Tesla Motors isn’t the only company introducing plug-in electric cars. Mitsubishi said that is will launch its MiEV plug-in electric in Japan next year. The compact car has a top speed of about 80 mph and can travel about 100 miles on a single charge. The price is expected to be about $30,000.

General Motors is gearing up to introduce a plug-in hybrid – the Chevy Volt, which can travel up to 40 miles on a single charge. The Volt will also come with a small gasoline engine that engages to charge the battery when it runs down. Since 80% percent of American commuters drive less than 40 miles each day, a Volt driver might need only to fill up his tank with gasoline a few times a year.

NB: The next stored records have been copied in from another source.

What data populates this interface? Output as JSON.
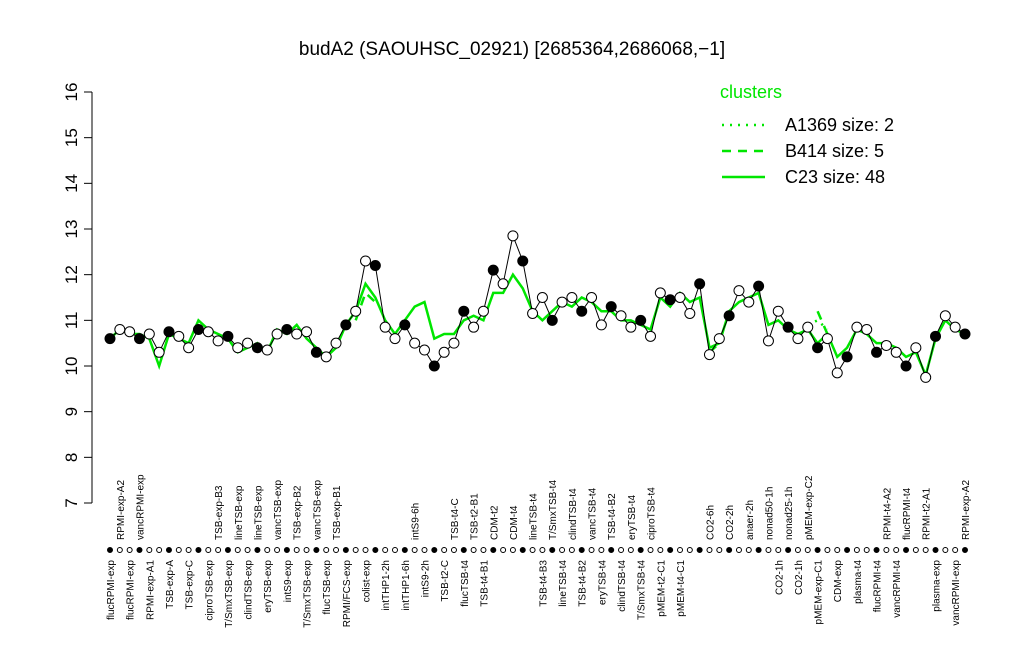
{
  "chart_data": {
    "type": "line",
    "title": "budA2 (SAOUHSC_02921) [2685364,2686068,−1]",
    "categories": [
      "flucRPMI-exp",
      "RPMI-exp-A2",
      "flucRPMI-exp",
      "vancRPMI-exp",
      "RPMI-exp-A1",
      null,
      "TSB-exp-A",
      null,
      "TSB-exp-C",
      null,
      "ciproTSB-exp",
      "TSB-exp-B3",
      "T/SmxTSB-exp",
      "lineTSB-exp",
      "clindTSB-exp",
      "lineTSB-exp",
      "eryTSB-exp",
      "vancTSB-exp",
      "intS9-exp",
      "TSB-exp-B2",
      "T/SmxTSB-exp",
      "vancTSB-exp",
      "flucTSB-exp",
      "TSB-exp-B1",
      "RPMI/FCS-exp",
      null,
      "colist-exp",
      null,
      "intTHP1-2h",
      null,
      "intTHP1-6h",
      "intS9-6h",
      "intS9-2h",
      null,
      "TSB-t2-C",
      "TSB-t4-C",
      "flucTSB-t4",
      "TSB-t2-B1",
      "TSB-t4-B1",
      "CDM-t2",
      null,
      "CDM-t4",
      null,
      "lineTSB-t4",
      "TSB-t4-B3",
      "T/SmxTSB-t4",
      "lineTSB-t4",
      "clindTSB-t4",
      "TSB-t4-B2",
      "vancTSB-t4",
      "eryTSB-t4",
      "TSB-t4-B2",
      "clindTSB-t4",
      "eryTSB-t4",
      "T/SmxTSB-t4",
      "ciproTSB-t4",
      "pMEM-t2-C1",
      null,
      "pMEM-t4-C1",
      null,
      null,
      "CO2-6h",
      null,
      "CO2-2h",
      null,
      "anaer-2h",
      null,
      "nonad50-1h",
      "CO2-1h",
      "nonad25-1h",
      "CO2-1h",
      "pMEM-exp-C2",
      "pMEM-exp-C1",
      null,
      "CDM-exp",
      null,
      "plasma-t4",
      null,
      "flucRPMI-t4",
      "RPMI-t4-A2",
      "vancRPMI-t4",
      "flucRPMI-t4",
      null,
      "RPMI-t2-A1",
      "plasma-exp",
      null,
      "vancRPMI-exp",
      "RPMI-exp-A2"
    ],
    "values": [
      10.6,
      10.8,
      10.75,
      10.6,
      10.7,
      10.3,
      10.75,
      10.65,
      10.4,
      10.8,
      10.75,
      10.55,
      10.65,
      10.4,
      10.5,
      10.4,
      10.35,
      10.7,
      10.8,
      10.7,
      10.75,
      10.3,
      10.2,
      10.5,
      10.9,
      11.2,
      12.3,
      12.2,
      10.85,
      10.6,
      10.9,
      10.5,
      10.35,
      10.0,
      10.3,
      10.5,
      11.2,
      10.85,
      11.2,
      12.1,
      11.8,
      12.85,
      12.3,
      11.15,
      11.5,
      11.0,
      11.4,
      11.5,
      11.2,
      11.5,
      10.9,
      11.3,
      11.1,
      10.85,
      11.0,
      10.65,
      11.6,
      11.45,
      11.5,
      11.15,
      11.8,
      10.25,
      10.6,
      11.1,
      11.65,
      11.4,
      11.75,
      10.55,
      11.2,
      10.85,
      10.6,
      10.85,
      10.4,
      10.6,
      9.85,
      10.2,
      10.85,
      10.8,
      10.3,
      10.45,
      10.3,
      10.0,
      10.4,
      9.75,
      10.65,
      11.1,
      10.85,
      10.7
    ],
    "series": [
      {
        "name": "A1369 size: 2",
        "color": "#00e600",
        "dash": "dotted",
        "values": [
          null,
          null,
          null,
          null,
          null,
          null,
          null,
          null,
          null,
          null,
          null,
          null,
          null,
          null,
          null,
          null,
          null,
          null,
          null,
          null,
          null,
          null,
          null,
          null,
          null,
          null,
          null,
          null,
          null,
          null,
          null,
          null,
          null,
          null,
          null,
          null,
          null,
          null,
          null,
          null,
          null,
          null,
          null,
          null,
          null,
          null,
          null,
          null,
          null,
          null,
          null,
          null,
          null,
          null,
          null,
          null,
          null,
          null,
          null,
          null,
          null,
          null,
          null,
          null,
          null,
          null,
          null,
          null,
          null,
          null,
          null,
          10.9,
          11.0,
          10.8,
          null,
          null,
          null,
          null,
          null,
          null,
          null,
          null,
          null,
          null,
          null,
          null,
          null,
          null
        ]
      },
      {
        "name": "B414 size: 5",
        "color": "#00e600",
        "dash": "dashed",
        "values": [
          null,
          null,
          null,
          null,
          null,
          null,
          null,
          null,
          null,
          null,
          null,
          null,
          null,
          null,
          null,
          null,
          null,
          null,
          null,
          null,
          null,
          null,
          null,
          null,
          null,
          11.0,
          11.6,
          11.4,
          null,
          null,
          null,
          null,
          null,
          null,
          null,
          null,
          null,
          null,
          null,
          null,
          null,
          null,
          null,
          null,
          null,
          null,
          null,
          null,
          null,
          null,
          null,
          null,
          null,
          null,
          null,
          null,
          null,
          null,
          null,
          null,
          null,
          10.3,
          10.5,
          null,
          null,
          null,
          null,
          null,
          null,
          null,
          null,
          null,
          11.2,
          10.7,
          null,
          null,
          null,
          null,
          null,
          null,
          null,
          null,
          null,
          null,
          null,
          null,
          null,
          null
        ]
      },
      {
        "name": "C23 size: 48",
        "color": "#00e600",
        "dash": "solid",
        "values": [
          10.6,
          10.8,
          10.7,
          10.7,
          10.6,
          10.0,
          10.7,
          10.6,
          10.5,
          11.0,
          10.8,
          10.7,
          10.6,
          10.3,
          10.4,
          10.5,
          10.3,
          10.8,
          10.7,
          10.9,
          10.6,
          10.4,
          10.2,
          10.4,
          10.9,
          11.2,
          11.8,
          11.5,
          11.0,
          10.7,
          11.0,
          11.3,
          11.4,
          10.6,
          10.7,
          10.7,
          11.0,
          11.1,
          11.0,
          11.6,
          11.6,
          12.0,
          11.7,
          11.2,
          11.0,
          11.2,
          11.4,
          11.3,
          11.5,
          11.4,
          11.2,
          11.2,
          11.0,
          11.0,
          10.9,
          10.8,
          11.5,
          11.3,
          11.6,
          11.4,
          11.5,
          10.4,
          10.5,
          11.2,
          11.4,
          11.5,
          11.6,
          10.9,
          11.0,
          10.8,
          10.7,
          10.8,
          10.5,
          10.7,
          10.2,
          10.4,
          10.8,
          10.7,
          10.5,
          10.5,
          10.4,
          10.2,
          10.3,
          9.8,
          10.6,
          11.0,
          10.8,
          10.7
        ]
      }
    ],
    "legend_title": "clusters",
    "ylim": [
      7,
      16
    ],
    "yticks": [
      7,
      8,
      9,
      10,
      11,
      12,
      13,
      14,
      15,
      16
    ]
  }
}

Plug-in electrics might be one of the long-term solutions to our transportation needs, or they might just be a transitory technology on the road to fuel-cell electrics, which are powered by hydrogen and can be refueled like gasoline cars to support traveling long distances. Regardless, it’s great to see the market responding so vigorously to the problems we are facing with rising oil prices.

1 comment:

Anonymous said...

The Mitsubishi electric has been priced at $39,000, virtually the same as the Volt. Unfortunately, the Mits is a slow, ugly, car with $20,000 worth of batteries that might last only 4 years (Volt batteries are guaranteed for 10 years). It also can't reach any destinations more than 45 miles away, except for those unlikely occasions when a 6 hour rest stop is available before your return and a friendly outlet happens to be nearby. The Mits will make known to all the morons who believed the hundrds of lies in "Who Killed the Electric Car?" all those negative features that battery-only electrics have when they lack a practical battery. Plug-ins will rule until batteries gain fast rechargeability and are cheaper, about 60% cheaper. A 40 mile plug-in hybrid can accomplish virtually everything (often more) than a battery-only can and is all that is needed. There is no real need for battery-only cars. Plug-ins like the Volt can avoid over 95% current gasoline usage, while battery-onlies can avoid no more than around 95%. Regardless, 33% of current petroleum fuels will still be needed for trucks and boats, etc. Unless EEStor works, that ain't going to happen anytime soon.